The £80m EU loan to ramp up production of Transit vans in Turkey was signed off just months before Ford’s devastating Southampton announcement.

The loan from the European Union’s bank, was agreed in June as part of a billion dollar investment plan – about £600m – for Ford’s sprawling 395-acre site in Kocaeli which is taking over production of Transits from Southampton.

The government knew about the plan put in place to take the jobs at Ford away from Southampton and move them to Turkey.

Workers were never consulted over the details.

Chancellor George Osborne is one of the EU bank’s governors.

The Treasury has declined to comment.

Hampshire Lib Dem MEP Catherine Bearder said the Southampton job losses were “very disappointing”.

She said: “I can’t understand why the European investment Bank appears to have allocated funding in direct competition to jobs within the European Union.

“I will be questioning the people behind the decision to find out if the job losses in Southampton, Dagenham and Belgium were factored in when the cheque was written.”

The application for the loan from the European Investment Bank was made in October last year to finance the modernisation of the plant for the next generation of Transit vans.

Ford announced last week it planned to close its Swaythling factory in July with the loss of more than 500 jobs due to a sharp fall in European car sales.

Ford is forecasting European losses of £930m ($1.5bn) and said it could sustain two Transit factories.
[It shut down production in the EU by closing Swaythling to concentrate production entirely outside the EU in Turkey and the USA]

A presentation for potential investors reveals that Ford Otosan, the company that runs the Turkish plant in partnership with Ford, had sales of £3.9bn ($6.3bn) last year and made a £245m ($396m) net profit.

It sold 35,000 Transits in Turkey last year and shipped 148,000 abroad.

Ford plans to increase its Transit production capacity there from 210,000 to 290,000 vans a year by 2014.

The Southampton plant, which assembled 28,000 Transits last year and has been making them since 1972, has seen its workforce reduced in recent years to just 500, operating on a single shift.

It is due to close despite the Transit remaining the UK’s number one commercial van with sales of around 60,000 last year.

Union bosses have said Ford’s decision to invest in its cheaper overseas factories such as Kocaeli were the “death knell” for Southampton.

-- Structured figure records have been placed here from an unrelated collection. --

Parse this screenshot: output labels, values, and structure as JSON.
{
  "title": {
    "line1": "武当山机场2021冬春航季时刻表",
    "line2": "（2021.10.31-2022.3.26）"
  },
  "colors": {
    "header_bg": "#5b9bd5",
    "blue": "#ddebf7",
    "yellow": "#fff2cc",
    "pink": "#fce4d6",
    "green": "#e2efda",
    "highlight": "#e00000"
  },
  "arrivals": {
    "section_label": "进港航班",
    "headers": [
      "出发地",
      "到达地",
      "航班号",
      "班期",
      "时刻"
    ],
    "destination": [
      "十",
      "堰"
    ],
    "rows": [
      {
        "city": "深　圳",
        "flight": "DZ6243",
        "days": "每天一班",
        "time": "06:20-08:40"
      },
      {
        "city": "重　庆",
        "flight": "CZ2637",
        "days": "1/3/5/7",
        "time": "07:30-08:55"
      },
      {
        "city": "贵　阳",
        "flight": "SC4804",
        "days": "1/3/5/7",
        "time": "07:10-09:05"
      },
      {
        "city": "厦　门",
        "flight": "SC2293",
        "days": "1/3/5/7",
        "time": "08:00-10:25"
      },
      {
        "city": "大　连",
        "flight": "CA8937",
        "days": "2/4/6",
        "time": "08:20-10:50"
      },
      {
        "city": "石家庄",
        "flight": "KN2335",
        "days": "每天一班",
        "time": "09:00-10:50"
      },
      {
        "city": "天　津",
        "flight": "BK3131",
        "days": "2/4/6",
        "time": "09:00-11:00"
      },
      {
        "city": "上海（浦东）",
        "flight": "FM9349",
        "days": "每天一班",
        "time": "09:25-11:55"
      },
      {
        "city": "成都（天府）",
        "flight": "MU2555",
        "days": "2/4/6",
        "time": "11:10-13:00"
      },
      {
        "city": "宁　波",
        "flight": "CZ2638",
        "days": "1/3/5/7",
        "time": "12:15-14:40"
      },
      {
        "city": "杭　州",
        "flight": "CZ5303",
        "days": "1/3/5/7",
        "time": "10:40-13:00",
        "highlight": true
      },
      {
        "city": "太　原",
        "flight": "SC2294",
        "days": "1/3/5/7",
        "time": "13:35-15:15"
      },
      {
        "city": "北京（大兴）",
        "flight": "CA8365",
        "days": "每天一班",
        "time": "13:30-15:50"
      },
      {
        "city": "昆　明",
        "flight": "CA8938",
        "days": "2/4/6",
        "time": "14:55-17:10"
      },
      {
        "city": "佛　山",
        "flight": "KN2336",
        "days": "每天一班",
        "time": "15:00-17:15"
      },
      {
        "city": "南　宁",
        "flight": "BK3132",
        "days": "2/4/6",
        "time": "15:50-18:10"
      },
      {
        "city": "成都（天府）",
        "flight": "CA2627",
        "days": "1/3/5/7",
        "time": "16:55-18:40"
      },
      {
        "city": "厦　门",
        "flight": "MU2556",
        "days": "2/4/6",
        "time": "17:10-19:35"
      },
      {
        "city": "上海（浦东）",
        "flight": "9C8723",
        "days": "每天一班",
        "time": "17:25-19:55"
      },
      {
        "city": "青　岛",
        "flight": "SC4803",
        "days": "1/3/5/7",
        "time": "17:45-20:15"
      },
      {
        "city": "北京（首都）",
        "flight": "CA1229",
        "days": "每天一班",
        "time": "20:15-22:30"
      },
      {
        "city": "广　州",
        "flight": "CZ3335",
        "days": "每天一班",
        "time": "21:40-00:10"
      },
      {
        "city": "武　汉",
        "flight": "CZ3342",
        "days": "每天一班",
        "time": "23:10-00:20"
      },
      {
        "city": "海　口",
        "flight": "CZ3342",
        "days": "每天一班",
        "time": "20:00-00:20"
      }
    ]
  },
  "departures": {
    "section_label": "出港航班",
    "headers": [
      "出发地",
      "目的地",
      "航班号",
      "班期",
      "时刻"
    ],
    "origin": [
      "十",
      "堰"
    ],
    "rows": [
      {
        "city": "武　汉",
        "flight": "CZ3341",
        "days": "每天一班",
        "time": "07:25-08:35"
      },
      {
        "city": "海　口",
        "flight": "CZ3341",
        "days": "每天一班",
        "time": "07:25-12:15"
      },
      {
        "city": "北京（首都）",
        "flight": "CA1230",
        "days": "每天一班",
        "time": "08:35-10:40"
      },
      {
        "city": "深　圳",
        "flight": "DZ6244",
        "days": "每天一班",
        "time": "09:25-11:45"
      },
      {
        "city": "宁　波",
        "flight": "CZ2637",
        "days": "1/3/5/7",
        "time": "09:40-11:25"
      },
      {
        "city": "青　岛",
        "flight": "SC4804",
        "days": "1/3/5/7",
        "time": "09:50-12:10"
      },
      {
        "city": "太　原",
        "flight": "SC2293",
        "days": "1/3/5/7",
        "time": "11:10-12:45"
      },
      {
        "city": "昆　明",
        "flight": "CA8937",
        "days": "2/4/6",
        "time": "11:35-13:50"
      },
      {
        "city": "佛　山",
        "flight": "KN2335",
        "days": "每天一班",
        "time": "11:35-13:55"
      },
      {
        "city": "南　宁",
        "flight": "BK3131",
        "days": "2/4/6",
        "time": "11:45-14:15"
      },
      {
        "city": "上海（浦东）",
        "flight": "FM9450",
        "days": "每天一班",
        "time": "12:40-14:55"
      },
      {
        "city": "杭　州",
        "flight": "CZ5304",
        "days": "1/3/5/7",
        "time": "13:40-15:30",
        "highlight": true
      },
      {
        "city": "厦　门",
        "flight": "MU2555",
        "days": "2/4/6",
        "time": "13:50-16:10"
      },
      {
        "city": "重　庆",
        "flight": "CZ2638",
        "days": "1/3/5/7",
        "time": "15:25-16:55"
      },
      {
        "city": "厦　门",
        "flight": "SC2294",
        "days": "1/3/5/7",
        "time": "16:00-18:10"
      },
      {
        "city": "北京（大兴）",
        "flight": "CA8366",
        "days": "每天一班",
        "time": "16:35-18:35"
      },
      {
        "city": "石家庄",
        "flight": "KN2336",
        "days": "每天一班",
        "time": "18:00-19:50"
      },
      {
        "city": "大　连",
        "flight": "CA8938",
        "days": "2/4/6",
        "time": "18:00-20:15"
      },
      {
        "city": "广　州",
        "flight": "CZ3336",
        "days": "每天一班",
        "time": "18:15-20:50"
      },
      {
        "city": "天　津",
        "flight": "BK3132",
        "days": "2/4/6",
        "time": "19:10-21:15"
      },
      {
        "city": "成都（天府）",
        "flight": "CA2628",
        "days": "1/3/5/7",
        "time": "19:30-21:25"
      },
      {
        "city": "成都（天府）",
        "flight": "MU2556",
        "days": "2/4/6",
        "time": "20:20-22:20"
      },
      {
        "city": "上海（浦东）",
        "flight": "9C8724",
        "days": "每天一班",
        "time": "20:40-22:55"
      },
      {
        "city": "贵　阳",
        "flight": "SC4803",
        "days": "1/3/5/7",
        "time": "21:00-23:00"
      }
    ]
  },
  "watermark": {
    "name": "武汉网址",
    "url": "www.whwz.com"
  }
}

The eight-year loan, with a two year grace period and a two per cent interest rate, is seen as extremely cheap money when Turkish inflation is running at around nine per cent.

The European Investment Bank was unavailable to comment on whether any guarantees on jobs in the UK was sought prior to agreeing the Turkey loan.

The EIB is the European Union’s bank, owned by the 27 member states, and lends out money to various growth and jobs promoting projects across the EU and its borders.

BRITAIN IS JOINT TOP CONTRIBUTOR TO THE BANK'S CORE FUNDS along with Germany, France and Italy, putting up around £30bn each.


What funds the EIB allocates for use in the EU is not the issue Freddy, Britain after all after Germany is the EU's biggest net-contributor - what the EU and the EIB should NOT be doing is funding foreign competition at the expense of jobs in EU countries.